Family is very much the core of 60 Seconds! Reatomized, which nails its setting with great graphics that feel suitable for the claustrophobia of a bunker and the strong blur of joviality and nightmarish encounters. Prepping for the day soon falls into a strategy of deciding which family can lay waste to the wasteland and which three are going to hoover up resources. It is the back-and-forth trade-off of such living that makes 60 Seconds! Reatomized a fairly balanced glimpse into life underground. Unfortunately, the trap of falling into a poor rhythm of accepting failure and pushing on to the next save is a glum inevitability. With one frail character left, the chance of starting again yields better results than waiting for them to slump over because of minimal soup consumption.

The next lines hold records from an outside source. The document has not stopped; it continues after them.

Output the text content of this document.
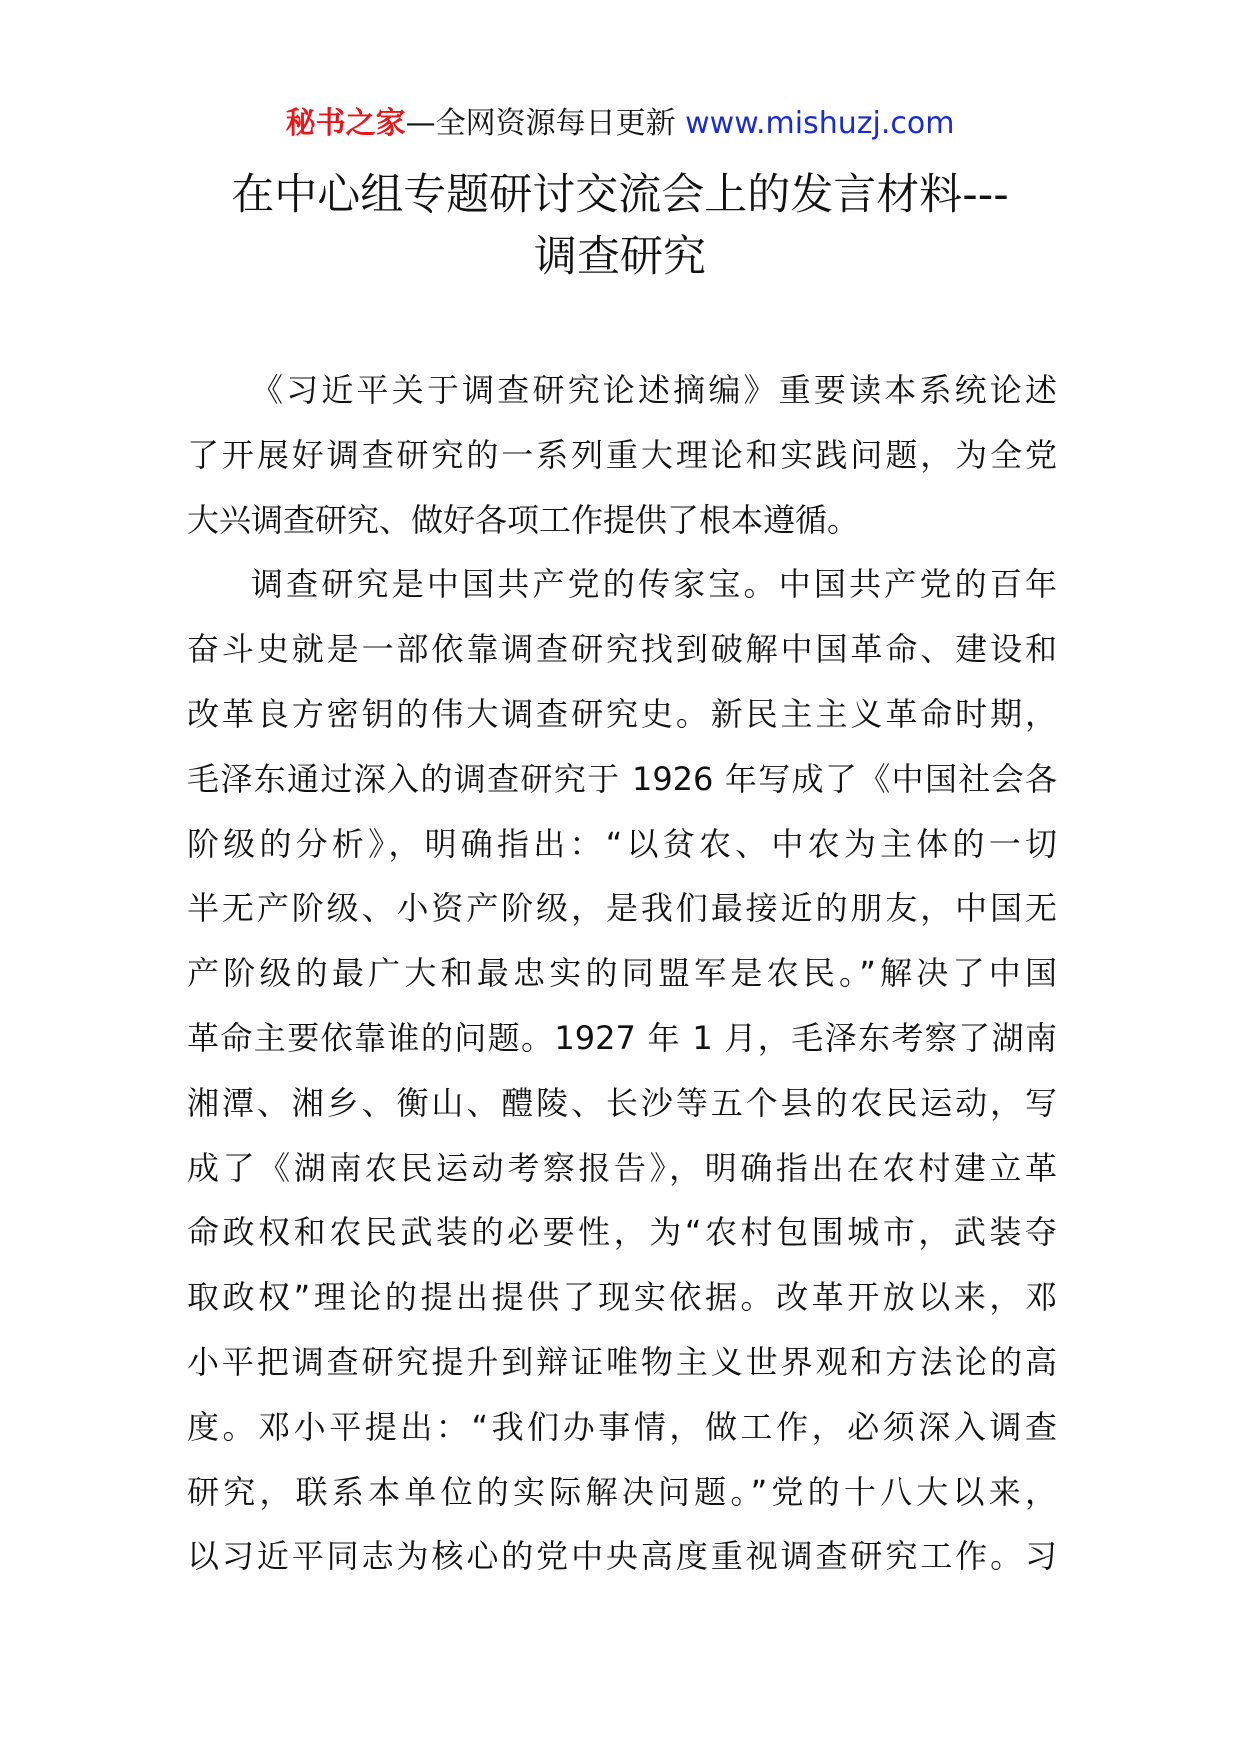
秘书之家—全网资源每日更新 www.mishuzj.com
在中心组专题研讨交流会上的发言材料---
调查研究
《习近平关于调查研究论述摘编》重要读本系统论述
了开展好调查研究的一系列重大理论和实践问题，为全党
大兴调查研究、做好各项工作提供了根本遵循。
调查研究是中国共产党的传家宝。中国共产党的百年
奋斗史就是一部依靠调查研究找到破解中国革命、建设和
改革良方密钥的伟大调查研究史。新民主主义革命时期，
毛泽东通过深入的调查研究于 1926 年写成了《中国社会各
阶级的分析》，明确指出：“以贫农、中农为主体的一切
半无产阶级、小资产阶级，是我们最接近的朋友，中国无
产阶级的最广大和最忠实的同盟军是农民。”解决了中国
革命主要依靠谁的问题。1927 年 1 月，毛泽东考察了湖南
湘潭、湘乡、衡山、醴陵、长沙等五个县的农民运动，写
成了《湖南农民运动考察报告》，明确指出在农村建立革
命政权和农民武装的必要性，为“农村包围城市，武装夺
取政权”理论的提出提供了现实依据。改革开放以来，邓
小平把调查研究提升到辩证唯物主义世界观和方法论的高
度。邓小平提出：“我们办事情，做工作，必须深入调查
研究，联系本单位的实际解决问题。”党的十八大以来，
以习近平同志为核心的党中央高度重视调查研究工作。习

Altogether, though, 60 Seconds! Reatomized depends almost entirely on the near-futile desire to repeat the same actions over and over. A setlist of bumps in the road that crop up with random and experienced timing makes for an always varied game. Getting to the end is barely worth it, but then that may be the point of the experience. So many nuclear pieces of media fail to point out the futility of survival. It takes a leaf from Where the Wind Blows, in that those who do not survive may have met with a better fate than those who do. At least those that embrace the nuclear blast aren’t stuck trading checkerboards for ammunition or putting up with disease-ridden, radiation poisoned family members.